The location of error handling, and the structure of the calling code, is more valuable than classes of errors. If you need to distinguish between parsing,or preparing message processing from the actual processing that split the code along those two lines.
If the state of processing needs to be communicating to higher layers than it should be communicated as a proper state and not through the error channels.
In virtually all cases where I've needed to distinguish the type of error handling based on what went wrong it's actually indicated some kind of architectural issue in the code.
Error types that carry extra meaning are local to the code that raises that error. If they escape that context they lose any special meaning. this implies any of these error types are not optional to handle, but mandatory to handle when calling a particular API.
They become part of the API contract, which starts sounding like checked exceptions. Checked excpetions have been a failure in all languages that have tried them. The idea is nice, but it just doesn't work out. It's too complex to get this working correctly and cleanly, and all it takes is one bad intermediate function to ruin the whole thing.
But even if you go down the error proliferation route, which I don't recommend, tagged exceptions are still the better alternative. If you truly wish to change the error handling based on an HTTP error, it makes more sense to encode that into a tag on the error. Then you have a guarantee that this information won't be lost during propagation. There's no wrapping, rewriting, or serialization issues to worry about.
Thanks for the well-thought-out response.
Definitely, that's a first line of defence. If I'm in the parsing routine I can catch the top level exception class and decide that I'm parsing a bad message if that is raised for whatever reason.
But whenever I am making a request of something outside of my process (a file system? network? database? API server?..) a single request can fail in many ways that may need to be handled in different ways.

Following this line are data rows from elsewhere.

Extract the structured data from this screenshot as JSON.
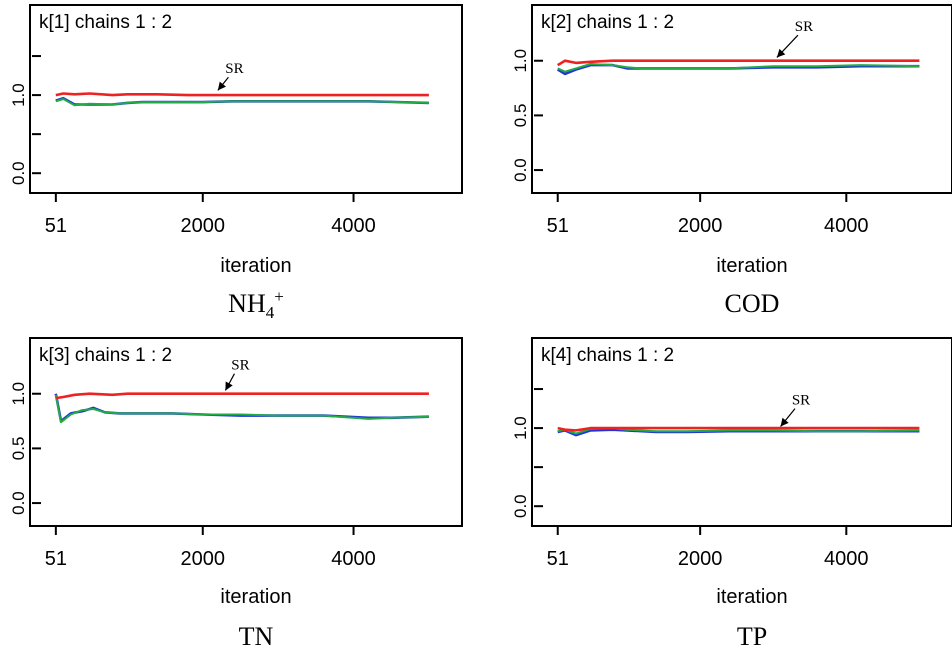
{
  "chart_data": [
    {
      "type": "line",
      "title": "k[1] chains 1 : 2",
      "xlabel": "iteration",
      "caption": "NH",
      "caption_sub": "4",
      "caption_sup": "+",
      "annotation": "SR",
      "xlim": [
        0,
        5200
      ],
      "ylim": [
        -0.1,
        2.0
      ],
      "xticks": [
        51,
        2000,
        4000
      ],
      "yticks": [
        0.0,
        1.0
      ],
      "yminor": [
        0.5,
        1.5
      ],
      "grid": false,
      "series": [
        {
          "color": "#2233dd",
          "x": [
            51,
            150,
            300,
            500,
            800,
            1000,
            1200,
            1600,
            2000,
            2400,
            3000,
            3600,
            4200,
            5000
          ],
          "y": [
            0.93,
            0.96,
            0.88,
            0.88,
            0.88,
            0.9,
            0.91,
            0.91,
            0.91,
            0.92,
            0.92,
            0.92,
            0.92,
            0.9
          ]
        },
        {
          "color": "#22aa44",
          "x": [
            51,
            150,
            300,
            500,
            800,
            1000,
            1200,
            1600,
            2000,
            2400,
            3000,
            3600,
            4200,
            5000
          ],
          "y": [
            0.92,
            0.95,
            0.87,
            0.89,
            0.88,
            0.9,
            0.91,
            0.91,
            0.91,
            0.92,
            0.92,
            0.92,
            0.92,
            0.9
          ]
        },
        {
          "color": "#ee2222",
          "x": [
            51,
            150,
            300,
            500,
            800,
            1000,
            1400,
            1800,
            2300,
            2800,
            3500,
            4200,
            5000
          ],
          "y": [
            1.0,
            1.02,
            1.01,
            1.02,
            1.0,
            1.01,
            1.01,
            1.0,
            1.0,
            1.0,
            1.0,
            1.0,
            1.0
          ]
        }
      ]
    },
    {
      "type": "line",
      "title": "k[2] chains 1 : 2",
      "xlabel": "iteration",
      "caption": "COD",
      "annotation": "SR",
      "xlim": [
        0,
        5200
      ],
      "ylim": [
        -0.1,
        1.4
      ],
      "xticks": [
        51,
        2000,
        4000
      ],
      "yticks": [
        0.0,
        0.5,
        1.0
      ],
      "grid": false,
      "series": [
        {
          "color": "#2233dd",
          "x": [
            51,
            150,
            300,
            500,
            800,
            1000,
            1200,
            1600,
            2000,
            2400,
            3000,
            3600,
            4200,
            5000
          ],
          "y": [
            0.92,
            0.88,
            0.92,
            0.96,
            0.96,
            0.93,
            0.93,
            0.93,
            0.93,
            0.93,
            0.94,
            0.94,
            0.95,
            0.95
          ]
        },
        {
          "color": "#22aa44",
          "x": [
            51,
            150,
            300,
            500,
            800,
            1000,
            1200,
            1600,
            2000,
            2400,
            3000,
            3600,
            4200,
            5000
          ],
          "y": [
            0.93,
            0.9,
            0.93,
            0.97,
            0.96,
            0.94,
            0.93,
            0.93,
            0.93,
            0.93,
            0.95,
            0.95,
            0.96,
            0.95
          ]
        },
        {
          "color": "#ee2222",
          "x": [
            51,
            150,
            300,
            500,
            800,
            1200,
            2000,
            3000,
            4000,
            5000
          ],
          "y": [
            0.96,
            1.0,
            0.98,
            0.99,
            1.0,
            1.0,
            1.0,
            1.0,
            1.0,
            1.0
          ]
        }
      ]
    },
    {
      "type": "line",
      "title": "k[3] chains 1 : 2",
      "xlabel": "iteration",
      "caption": "TN",
      "annotation": "SR",
      "xlim": [
        0,
        5200
      ],
      "ylim": [
        -0.1,
        1.4
      ],
      "xticks": [
        51,
        2000,
        4000
      ],
      "yticks": [
        0.0,
        0.5,
        1.0
      ],
      "grid": false,
      "series": [
        {
          "color": "#2233dd",
          "x": [
            51,
            120,
            250,
            400,
            550,
            700,
            900,
            1200,
            1600,
            2000,
            2500,
            3000,
            3600,
            4200,
            4500,
            5000
          ],
          "y": [
            1.0,
            0.75,
            0.82,
            0.84,
            0.87,
            0.83,
            0.82,
            0.82,
            0.82,
            0.81,
            0.8,
            0.8,
            0.8,
            0.78,
            0.78,
            0.79
          ]
        },
        {
          "color": "#22aa44",
          "x": [
            51,
            120,
            250,
            400,
            550,
            700,
            900,
            1200,
            1600,
            2000,
            2500,
            3000,
            3600,
            4200,
            4500,
            5000
          ],
          "y": [
            0.99,
            0.74,
            0.81,
            0.85,
            0.86,
            0.83,
            0.82,
            0.82,
            0.82,
            0.81,
            0.81,
            0.8,
            0.8,
            0.77,
            0.78,
            0.79
          ]
        },
        {
          "color": "#ee2222",
          "x": [
            51,
            150,
            300,
            500,
            800,
            1000,
            2000,
            3000,
            4000,
            5000
          ],
          "y": [
            0.96,
            0.97,
            0.99,
            1.0,
            0.99,
            1.0,
            1.0,
            1.0,
            1.0,
            1.0
          ]
        }
      ]
    },
    {
      "type": "line",
      "title": "k[4] chains 1 : 2",
      "xlabel": "iteration",
      "caption": "TP",
      "annotation": "SR",
      "xlim": [
        0,
        5200
      ],
      "ylim": [
        -0.1,
        2.0
      ],
      "xticks": [
        51,
        2000,
        4000
      ],
      "yticks": [
        0.0,
        1.0
      ],
      "yminor": [
        0.5,
        1.5
      ],
      "grid": false,
      "series": [
        {
          "color": "#2233dd",
          "x": [
            51,
            150,
            300,
            500,
            800,
            1000,
            1400,
            1800,
            2400,
            3000,
            3600,
            4200,
            5000
          ],
          "y": [
            0.95,
            0.97,
            0.91,
            0.97,
            0.98,
            0.97,
            0.95,
            0.95,
            0.96,
            0.96,
            0.96,
            0.96,
            0.96
          ]
        },
        {
          "color": "#22aa44",
          "x": [
            51,
            150,
            300,
            500,
            800,
            1000,
            1400,
            1800,
            2400,
            3000,
            3600,
            4200,
            5000
          ],
          "y": [
            0.96,
            0.98,
            0.93,
            0.99,
            1.0,
            0.98,
            0.96,
            0.96,
            0.97,
            0.97,
            0.96,
            0.96,
            0.97
          ]
        },
        {
          "color": "#ee2222",
          "x": [
            51,
            150,
            300,
            500,
            800,
            1200,
            2000,
            3000,
            4000,
            5000
          ],
          "y": [
            1.0,
            0.98,
            0.97,
            1.0,
            1.0,
            1.0,
            1.0,
            1.0,
            1.0,
            1.0
          ]
        }
      ]
    }
  ]
}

My point is that the person who writes e.g. the db library or api client library cannot know what classes of error handling will be needed in the context of a given application, so they are not able to meaningfully raise exceptions of the two types listed in the article.
Instead, they presumably divide the errors that can happen into broad classes, which map to exception classes, and annotate them with the specific e.g. client or server error code and message.

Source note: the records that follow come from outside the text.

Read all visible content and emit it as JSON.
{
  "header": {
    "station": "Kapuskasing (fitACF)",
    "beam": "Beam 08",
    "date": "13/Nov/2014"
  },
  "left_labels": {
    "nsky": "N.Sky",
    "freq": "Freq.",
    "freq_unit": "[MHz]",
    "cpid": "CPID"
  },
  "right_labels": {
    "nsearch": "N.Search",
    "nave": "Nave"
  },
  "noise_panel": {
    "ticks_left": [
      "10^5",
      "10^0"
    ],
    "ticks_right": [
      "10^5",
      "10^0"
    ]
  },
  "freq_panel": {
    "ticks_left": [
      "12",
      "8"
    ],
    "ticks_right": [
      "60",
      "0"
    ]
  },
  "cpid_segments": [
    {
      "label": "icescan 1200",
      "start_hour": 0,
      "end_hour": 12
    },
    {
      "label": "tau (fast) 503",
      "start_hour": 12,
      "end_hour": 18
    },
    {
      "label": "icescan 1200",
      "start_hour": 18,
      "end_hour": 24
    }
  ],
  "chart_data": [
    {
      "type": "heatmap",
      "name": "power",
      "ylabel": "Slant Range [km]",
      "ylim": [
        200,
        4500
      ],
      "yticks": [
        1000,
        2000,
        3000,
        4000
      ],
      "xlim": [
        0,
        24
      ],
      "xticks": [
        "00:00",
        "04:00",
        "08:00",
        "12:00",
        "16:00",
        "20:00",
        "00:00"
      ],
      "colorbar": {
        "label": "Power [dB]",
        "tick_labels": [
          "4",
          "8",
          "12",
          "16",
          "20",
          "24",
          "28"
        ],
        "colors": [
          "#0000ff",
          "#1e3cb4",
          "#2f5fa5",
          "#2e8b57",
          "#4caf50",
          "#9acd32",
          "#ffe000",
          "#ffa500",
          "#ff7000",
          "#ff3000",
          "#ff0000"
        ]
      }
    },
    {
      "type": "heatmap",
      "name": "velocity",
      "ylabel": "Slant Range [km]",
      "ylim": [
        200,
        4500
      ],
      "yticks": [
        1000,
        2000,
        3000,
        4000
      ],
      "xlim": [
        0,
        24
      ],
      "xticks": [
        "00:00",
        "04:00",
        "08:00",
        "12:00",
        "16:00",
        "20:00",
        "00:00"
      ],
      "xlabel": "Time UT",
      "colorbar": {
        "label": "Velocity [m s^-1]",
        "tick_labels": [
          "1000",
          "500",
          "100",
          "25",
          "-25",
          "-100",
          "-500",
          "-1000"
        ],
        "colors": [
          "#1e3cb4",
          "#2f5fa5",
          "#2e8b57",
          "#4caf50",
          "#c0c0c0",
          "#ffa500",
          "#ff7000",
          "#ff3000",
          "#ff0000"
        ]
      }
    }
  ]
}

Here I disagree, an exception seems an effective language construct to communicate an error state up the stack.
More or less... you can have a default error handling behaviour for "all other errors".
But to do better than that, yes, at some point I need to examine the specific error cases raised and decide how to map them to my available error handling behaviours. This probably needs to happen not too far from the call site (as you say, where the semantics of the errors is known), while the actual error handling might happen far up the stack, in which case I will probably wrap the error into an exception class based on the type of error handling I need to do.
All of this could be done with a single exception class with tags, but since the language provides syntax to catch exceptions by class and not by tag, using multiple classes seems the more natural option.
that seems a strong statement, not an expert on this but "declare or raise" seems to be a good model for a statically typed language like Java, which hasn't been exactly a failure. Not an option in my current python work though, where not knowing what errors a library call might raise is a common problem we face.